Biosimilars could impact US Remicade sales by 15% in 2017, says J&J

Johnson & Johnson has predicted a 10-15% erosion in sales of Remicade (infliximab) in 2017 following Pfizer’s “at-risk biosimilar launch of Inflectra.”

For the full year, J&J reported US sales of its autoimmune monoclonal antibody treatment Remicade of $4.45bn (€4.14bn), an 8.7% increase on 2015 sales.

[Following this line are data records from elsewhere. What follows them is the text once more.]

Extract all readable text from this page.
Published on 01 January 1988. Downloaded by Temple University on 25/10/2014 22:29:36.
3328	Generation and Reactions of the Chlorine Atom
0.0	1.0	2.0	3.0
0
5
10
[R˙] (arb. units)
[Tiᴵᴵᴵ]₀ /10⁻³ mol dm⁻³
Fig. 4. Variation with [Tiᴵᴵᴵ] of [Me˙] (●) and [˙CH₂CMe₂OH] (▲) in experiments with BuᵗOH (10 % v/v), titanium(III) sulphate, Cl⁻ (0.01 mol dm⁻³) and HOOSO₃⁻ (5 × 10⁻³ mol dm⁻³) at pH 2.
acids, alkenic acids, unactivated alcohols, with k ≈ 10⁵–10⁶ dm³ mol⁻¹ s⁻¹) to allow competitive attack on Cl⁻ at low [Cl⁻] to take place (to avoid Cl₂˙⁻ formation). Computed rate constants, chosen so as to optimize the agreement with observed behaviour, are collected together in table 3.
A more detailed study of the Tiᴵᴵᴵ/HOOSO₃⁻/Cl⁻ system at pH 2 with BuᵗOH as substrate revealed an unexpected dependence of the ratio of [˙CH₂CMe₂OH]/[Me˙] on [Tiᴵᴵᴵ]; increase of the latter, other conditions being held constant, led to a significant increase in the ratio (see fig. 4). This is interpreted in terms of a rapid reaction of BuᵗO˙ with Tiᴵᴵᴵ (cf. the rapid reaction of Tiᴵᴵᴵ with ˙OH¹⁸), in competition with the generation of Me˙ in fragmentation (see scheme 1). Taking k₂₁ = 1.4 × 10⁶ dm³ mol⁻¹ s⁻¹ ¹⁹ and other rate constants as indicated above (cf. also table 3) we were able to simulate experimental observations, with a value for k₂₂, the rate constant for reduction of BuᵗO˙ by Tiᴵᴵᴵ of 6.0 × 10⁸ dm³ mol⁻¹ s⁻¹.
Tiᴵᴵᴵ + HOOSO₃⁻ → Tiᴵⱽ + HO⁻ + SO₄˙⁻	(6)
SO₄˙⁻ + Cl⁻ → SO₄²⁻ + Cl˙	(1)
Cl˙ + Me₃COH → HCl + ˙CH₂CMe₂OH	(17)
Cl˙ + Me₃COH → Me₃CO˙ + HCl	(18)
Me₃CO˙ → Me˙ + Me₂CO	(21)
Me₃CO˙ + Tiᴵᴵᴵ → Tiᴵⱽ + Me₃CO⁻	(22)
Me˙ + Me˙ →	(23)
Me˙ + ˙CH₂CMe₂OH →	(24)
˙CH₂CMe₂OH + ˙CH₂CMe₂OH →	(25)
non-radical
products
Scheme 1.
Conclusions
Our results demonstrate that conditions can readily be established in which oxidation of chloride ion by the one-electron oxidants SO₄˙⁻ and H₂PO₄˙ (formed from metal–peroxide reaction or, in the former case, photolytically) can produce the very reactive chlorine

But 2017 will see the firm compete with Pfizer, which launched its infliximab biosimilar – Inflectra, developed with Korean firm Celltrion – in the US late November at a 15% discount.

No impact yet

Despite this, the firm said in a conference call yesterday it is yet to have “observed any significant impact to-date” from the product and does not expect too much erosion over the next twelve months.

“We are not calling out any particular impact to Remicade,” CFO Dominic Caruso told investors. “We are going to see some slower growth throughout many of the pharma brands that have done exceptionally well up to this point.

“I just remind you that, we had a very significant impact with hepatitis C, not too many years ago and we did call that out, because that was very significant,” he continued, referring to the firm’s HCV products – including Olysio (simeprevir) – sales of which were essentially wiped-out  due to the entrance of competitive products such as Gilead’s Sovaldi (sofosbuvir).

10-15%

“The impact to Remicade biosimilars is nowhere near that level of impact.”

While he refused to give guidance for individual products, Caruso compared the upcoming US biosimilar impact to the erosion J&J’s marketing partner Merck & Co. has seen in Europe since the introduction of infliximab biosimilars in 2014.

“Merck had experienced two years of a biosimilar in Europe and they’ve retained 70% market share after two years,” he said.

“So it’s reasonable to assume 10% to 15% perhaps market share erosion in the first year. Of course, in Europe, it’s much more dramatic, because of the impact of the healthcare system there.”

In some European countries, infliximab biosimilars have, however, essentially wiped-out Remicade’s market share.

Pfizer – which is both a reference biologic and a biosimilar maker – has previously said that biosimilars will have an effect but not in the short-term, as patients gradually switch over and physicians and payers slowly become accustomed with the new products.

Meanwhile biosimilar uptake continues to be delayed by legal disputes, and J&J CEO Alex Gorsky said yesterday his firm “will continue to vigorously defend our patents on Remicade while remaining competitive against at-risk biosimilar entries given our long track record of efficacy and safety.”